Да, как же, «к Яну»! Из чуланчика вышла бабка с праздничным подрушником.
— Баба, разве сегодня воскресенье?
По будням бабушка выходила молиться со стареньким ситцевым подрушником: у него и вид был затрапезный, кое-где даже дырочки были протерты, и из них торчала вата. А по праздникам бабка брала другой, сшитый пышно, как невестино одеяло, из разноцветных шелковых кусочков: синих, красных, зеленых — откуда только набрала! По уголкам этого парадного подрушника были нашиты треугольнички черного бархата; бархатная была у него и ручка.
На Гришин взгляд, это было неплохо придумано: класть поклоны не в сосновые шершавые половицы, а в мягкий подрушник. Можно было при земных поклонах касаться лбом каждый раз нового кусочка шелка: сперва красного, потом синего… Бабка, однако, скоро распознала в таких поклонах забаву и принялась довольно сноровисто щелкать за это внука по затылку. Он попробовал объяснить: можно считать поклоны по шелковым кусочкам. Тогда и время пройдет незаметней. За это он получил лишний — особой хлесткости — щелчок по затылку. Да еще мать, услыхав разговор, пообещала прибавить, чтобы до заговенья помнил. А свои обещания она всегда исполняла — не сегодня, так завтра.

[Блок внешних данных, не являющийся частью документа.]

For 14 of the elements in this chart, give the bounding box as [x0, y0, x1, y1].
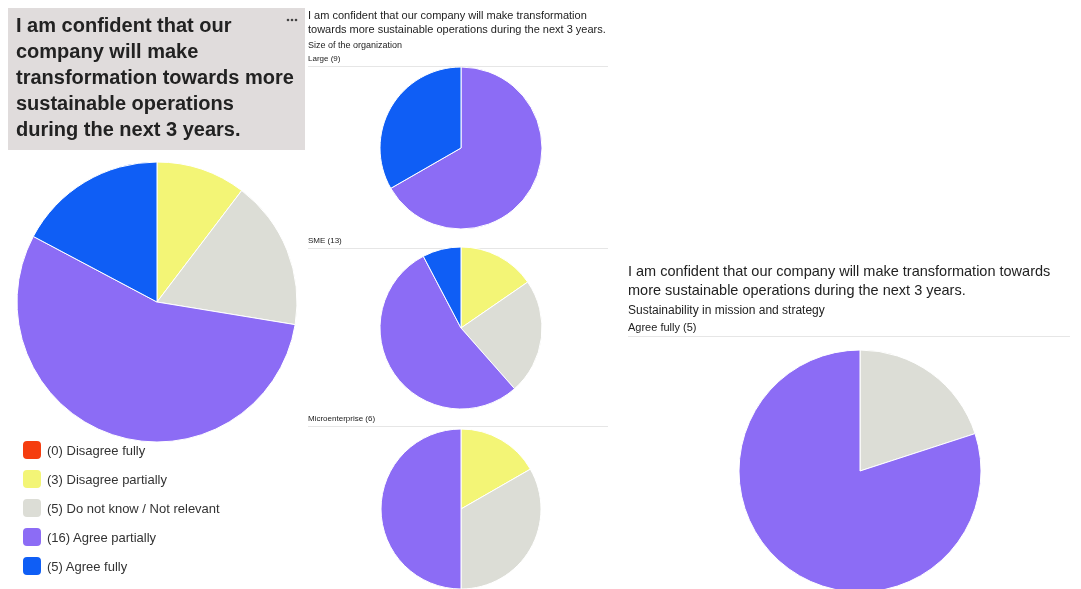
legend-label: (16) Agree partially — [47, 529, 157, 545]
text: Microenterprise (6) — [308, 414, 608, 427]
text: Agree fully (5) — [628, 320, 1070, 337]
chart-subtitle: Size of the organization — [308, 39, 404, 50]
chart-title: I am confident that our company will make transformation towards more sustainable operations during the next 3 years. — [628, 262, 1052, 300]
chart-subtitle: Sustainability in mission and strategy — [628, 302, 826, 317]
text: Large (9) — [308, 53, 608, 67]
chart-title: I am confident that our company will make transformation towards more sustainable operations during the next 3 years. — [8, 8, 305, 150]
chart-title: I am confident that our company will make transformation towards more sustainable operations during the next 3 years. — [308, 8, 607, 37]
legend-label: (5) Do not know / Not relevant — [47, 500, 221, 516]
legend-label: (0) Disagree fully — [47, 442, 146, 458]
legend-label: (5) Agree fully — [47, 558, 128, 574]
text: SME (13) — [308, 236, 608, 249]
legend-label: (3) Disagree partially — [47, 471, 168, 487]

…И вот за окном ликовал вымытый росой сад, а Грише надо было стоять рядом с бабушкой, слушать «святый крепкий, святый бессмертный» и отвешивать поясные и земные поклоны.
Гриша кланялся неохотно, думая о своем: висят в углу венки из бессмертников, пахнут хорошо — полем, душистым сеном… Цветы эти крепкие и бессмертные.
— Бог тебя простит, — вздыхая, говорит бабушка: — несмышлен еще. Ступай, я за тебя помолюсь.
После неинтересной еды — пшенной каши с молоком — Гриша бежит к избе лесника. Ян ждет его на пороге. В руках у него суковатая палка и большой кусок ржаного хлеба.
— А ты принес?
Гриша побагровел: забыл! Ни слова не говоря, он кинулся назад, домой.
— Баба, можно мне хлеба? Я худо ел нынче.
Бабушка кончила молиться. С великой бережностью, стараясь не уронить ни крошки, она отрезала от каравая ровный ломоть.
— Смотри не сори хлебом: грех тяжкий.
Ян оглядел Гришин кусок и одобрил:
— Теперь нам хватит надолго.
Мальчики вышли из усадьбы в поле. В какую ж идти сторону?
— Лесные братья, — сказал Гриша, — всегда идут прямой дорогой, никуда не сворачивают.